The conversion of CO₂ into value added products has become the main research interest for mitigating the rising level of CO₂ in the atmosphere.^1,2 CO₂ can be converted into valuable commodities such as synthetic gas, methanol,³ dimethyl ether,⁴ paraffin⁵ and olefin.^6,7 Selective catalytic CO₂ hydrogenation to methane through Sabatier reaction allowed the conversion of CO₂ at atmospheric pressure (eqn (1)).

CO₂ (g) + 4H₂ (g) ↔ CH₄ (g) + 2H₂O (g) ΔH_{298 K} = −165 kJ mol⁻¹ (1)

CO₂ (g) + H₂ (g) ↔ CO (g) + 2H₂O (g) ΔH_{298 K} = −41.2 kJ mol⁻¹ (2)

Noble metals (Ru, Rh, Ir)^8,9 and non-noble metals (Fe, Ni, Co)^10–12 have been utilized as catalysts in order to provide the active site for CO₂ methanation. However, Ni has been the ideal choice based on the high methanation activity and the relatively inexpensive price when compared to the precious metals. Ni was impregnated on various supports for example SBA-15,¹⁰ SiO₂,^13,14 γ-Al₂O₃,^15–17 ZrO₂,^18–21 CeO₂,^22–24 MCM-41 (ref. 25 and 26) and zeolite^27–29 in order to increase the nanoparticles dispersion. Zeolite with high surface area increased the dispersion of metal nanoparticles that consequently reduced the sintering of nanoparticles particularly for reaction at high temperatures.³⁰ Apart from surface area, the porosity of zeolite also enhanced CO₂ diffusion,^29,31 and controlled the formation of intermediates.³² Zeolite with high basicity and surface hydrophobicity enhanced the CO₂ adsorption and hydrogenation,¹⁰ and reduced the deactivation caused by the formation of water during CO₂ methanation.²⁷

CO₂ methanation is a highly exothermic reaction thus thermodynamically, the reaction favoured a low temperature condition in order to achieve high selectivity towards methane.³³ At high temperatures, the reaction shifted from methanation to reverse water gas shift (RWGS) (eqn (2)).

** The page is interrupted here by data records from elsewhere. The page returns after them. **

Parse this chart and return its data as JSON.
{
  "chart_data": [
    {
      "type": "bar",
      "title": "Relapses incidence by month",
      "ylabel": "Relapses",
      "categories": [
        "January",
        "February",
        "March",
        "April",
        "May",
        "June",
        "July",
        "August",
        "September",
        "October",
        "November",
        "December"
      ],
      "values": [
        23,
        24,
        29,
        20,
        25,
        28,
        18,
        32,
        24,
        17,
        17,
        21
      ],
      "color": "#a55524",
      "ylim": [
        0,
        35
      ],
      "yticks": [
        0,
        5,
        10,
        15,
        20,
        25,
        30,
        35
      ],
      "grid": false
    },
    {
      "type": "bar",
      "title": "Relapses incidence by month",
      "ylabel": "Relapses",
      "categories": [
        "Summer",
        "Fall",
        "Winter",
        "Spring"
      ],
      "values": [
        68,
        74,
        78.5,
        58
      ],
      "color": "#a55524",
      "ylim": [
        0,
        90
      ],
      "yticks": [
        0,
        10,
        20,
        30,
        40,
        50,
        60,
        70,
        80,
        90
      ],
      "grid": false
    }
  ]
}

High temperature also caused deactivation of the catalysts due to the sintering of nanoparticles and the deposition of coke.¹⁴ Therefore, this research aimed to design Ni catalysts for CO₂ methanation at low temperature by impregnation of Ni on different type of zeolite support. Zeolite NaZSM-5, NaA, NaBEA, and NaY with different micro/mesoporosity, surface area and basicity were synthesized using kaolin mineral and impregnated with 15% wt of Ni loading. Kaolin is a naturally occurring aluminosilicate mineral that was widely investigated as precursor for the synthesis of zeolite.³⁴ The effect of surface area and porosity of the zeolites were determined based on the activity for CO₂ methanation at temperatures between 200–500 °C. The structure, morphology, and textural properties of Ni/zeolite catalysts were analyzed using XRD, IR spectroscopy, FESEM, and N₂ adsorption–desorption techniques. CO₂-TPD and H₂-TPR were conducted to evaluate surface basicity and Ni dispersion. The influence of micro–mesoporosity was also evaluated on the stability of the catalysts. Finally, the mechanism of the reaction was proposed based on the intermediate species examined using in situ FTIR analysis.

Experimental

Preparation and characterization of the catalysts

Zeolites were synthesized from kaolin (Bangka Belitung Island, Indonesia) as silica and alumina sources. Prior to the synthesis of zeolite, kaolin was converted into amorphous metakaolin through calcination at 720 °C for 4 hours.³⁵ Zeolites were synthesized according to the molar ratios summarized in Table 1. Typical procedures for the synthesis of zeolite involved the dissolution of NaOH in water, followed by gradual addition of colloidal silica. Metakaolin was mixed with distilled water and subsequently added into the colloidal silica solution with vigorous stirring for 30 min. The gel was transferred into Teflon-lined autoclave and heated in the oven at temperatures and duration as summarized in Table 1. The solids were filtered and washed with distilled water until the pH was neutral, followed by drying in air oven at 100 °C for overnight. For the synthesis of NaBEA and NaZSM-5, there was an additional step involving the removal of organic template via calcination at 550 °C for 6 h in air followed by another 1 h under continuous N₂ flow.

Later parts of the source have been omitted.